Criminoso violento, principal característica da facção criminosa peruana, Jhan Pierre fazia ameaças aos rivais através de vídeos trocados em aplicativos de mensagens. Em uma imagem, ele aparece portando uma arma e, ao fundo, mostra pacotes com drogas. Integrante da quadrilha de El Monstro, ele executou um compatriota no ano passado, também em São Paulo.

A execução do homem foi gravada por um comparsa, prática comum entre os membros da facção.
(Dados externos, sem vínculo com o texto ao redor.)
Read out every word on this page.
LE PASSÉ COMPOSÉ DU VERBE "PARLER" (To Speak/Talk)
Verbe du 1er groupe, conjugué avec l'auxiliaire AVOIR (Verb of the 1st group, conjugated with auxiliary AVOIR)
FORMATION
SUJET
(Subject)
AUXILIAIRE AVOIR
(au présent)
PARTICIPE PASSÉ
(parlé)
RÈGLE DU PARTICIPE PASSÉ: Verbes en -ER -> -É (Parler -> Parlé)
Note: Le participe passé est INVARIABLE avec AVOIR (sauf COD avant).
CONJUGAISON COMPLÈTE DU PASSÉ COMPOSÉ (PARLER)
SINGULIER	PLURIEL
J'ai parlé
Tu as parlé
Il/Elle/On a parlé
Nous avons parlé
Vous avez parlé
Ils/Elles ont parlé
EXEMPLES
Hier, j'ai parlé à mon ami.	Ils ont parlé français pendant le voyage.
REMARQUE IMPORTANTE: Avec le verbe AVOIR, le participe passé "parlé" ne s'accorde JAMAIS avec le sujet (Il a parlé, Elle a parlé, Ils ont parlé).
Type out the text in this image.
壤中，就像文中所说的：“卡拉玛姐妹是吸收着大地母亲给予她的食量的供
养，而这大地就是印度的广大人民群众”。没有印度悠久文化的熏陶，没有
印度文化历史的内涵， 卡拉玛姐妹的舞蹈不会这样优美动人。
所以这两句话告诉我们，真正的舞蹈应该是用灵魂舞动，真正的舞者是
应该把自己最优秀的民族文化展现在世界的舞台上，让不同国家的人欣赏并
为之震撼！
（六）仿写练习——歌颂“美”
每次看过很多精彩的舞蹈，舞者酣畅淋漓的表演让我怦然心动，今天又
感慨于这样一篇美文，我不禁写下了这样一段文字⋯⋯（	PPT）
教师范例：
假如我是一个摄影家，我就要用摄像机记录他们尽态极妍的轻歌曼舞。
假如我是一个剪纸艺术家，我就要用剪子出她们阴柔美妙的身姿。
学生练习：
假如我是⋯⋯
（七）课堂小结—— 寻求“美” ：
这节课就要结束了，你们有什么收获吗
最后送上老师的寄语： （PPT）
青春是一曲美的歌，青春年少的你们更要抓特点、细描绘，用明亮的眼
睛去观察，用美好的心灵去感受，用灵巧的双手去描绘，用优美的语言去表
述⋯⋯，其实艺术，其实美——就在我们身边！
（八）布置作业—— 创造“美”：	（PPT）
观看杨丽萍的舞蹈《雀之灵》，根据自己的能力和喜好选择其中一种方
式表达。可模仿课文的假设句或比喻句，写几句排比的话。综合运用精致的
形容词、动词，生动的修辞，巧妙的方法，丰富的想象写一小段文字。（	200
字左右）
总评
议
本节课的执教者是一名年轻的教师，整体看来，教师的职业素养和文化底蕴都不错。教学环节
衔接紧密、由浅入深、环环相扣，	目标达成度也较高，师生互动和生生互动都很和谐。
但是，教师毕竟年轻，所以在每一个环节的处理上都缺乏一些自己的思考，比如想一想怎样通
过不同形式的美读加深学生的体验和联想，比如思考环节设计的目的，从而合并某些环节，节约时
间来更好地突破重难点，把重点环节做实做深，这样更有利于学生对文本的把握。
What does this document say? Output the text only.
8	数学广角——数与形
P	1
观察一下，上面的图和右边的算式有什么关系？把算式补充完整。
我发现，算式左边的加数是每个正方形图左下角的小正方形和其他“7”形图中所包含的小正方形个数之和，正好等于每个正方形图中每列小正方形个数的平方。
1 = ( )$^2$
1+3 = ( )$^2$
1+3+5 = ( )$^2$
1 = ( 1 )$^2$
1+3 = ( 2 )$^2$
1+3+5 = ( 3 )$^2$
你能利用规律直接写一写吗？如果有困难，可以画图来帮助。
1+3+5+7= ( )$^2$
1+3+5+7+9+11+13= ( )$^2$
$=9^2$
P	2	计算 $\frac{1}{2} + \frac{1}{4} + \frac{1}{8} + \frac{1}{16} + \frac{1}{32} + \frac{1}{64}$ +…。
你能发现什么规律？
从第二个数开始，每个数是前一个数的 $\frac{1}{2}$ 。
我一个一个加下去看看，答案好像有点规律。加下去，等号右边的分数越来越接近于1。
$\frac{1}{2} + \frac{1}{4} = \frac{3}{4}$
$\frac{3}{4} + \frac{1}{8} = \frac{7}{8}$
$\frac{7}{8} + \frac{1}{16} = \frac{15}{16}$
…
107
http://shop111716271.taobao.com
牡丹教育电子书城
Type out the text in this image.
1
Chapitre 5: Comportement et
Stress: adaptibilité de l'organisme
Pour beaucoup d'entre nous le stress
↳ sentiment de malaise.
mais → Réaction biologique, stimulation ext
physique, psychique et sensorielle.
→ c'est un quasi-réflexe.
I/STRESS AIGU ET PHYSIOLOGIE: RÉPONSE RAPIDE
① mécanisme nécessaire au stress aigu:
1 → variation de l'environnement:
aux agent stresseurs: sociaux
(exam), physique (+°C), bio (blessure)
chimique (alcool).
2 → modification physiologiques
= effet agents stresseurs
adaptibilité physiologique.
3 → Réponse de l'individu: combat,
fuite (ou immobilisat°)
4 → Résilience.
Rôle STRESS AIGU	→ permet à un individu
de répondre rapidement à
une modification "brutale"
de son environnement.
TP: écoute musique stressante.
Meses depois, a mulher do homem assassinado foi sequestrada e levada para o extremo leste da capital paulista. Ela passou dias em uma casa e seria morta em breve, mas os sequestradores foram presos pela polícia.

Enquanto segue preso em São Paulo, Jhan aguarda uma decisão da Justiça brasileira para ser extraditado ao Peru a pedido do governo local.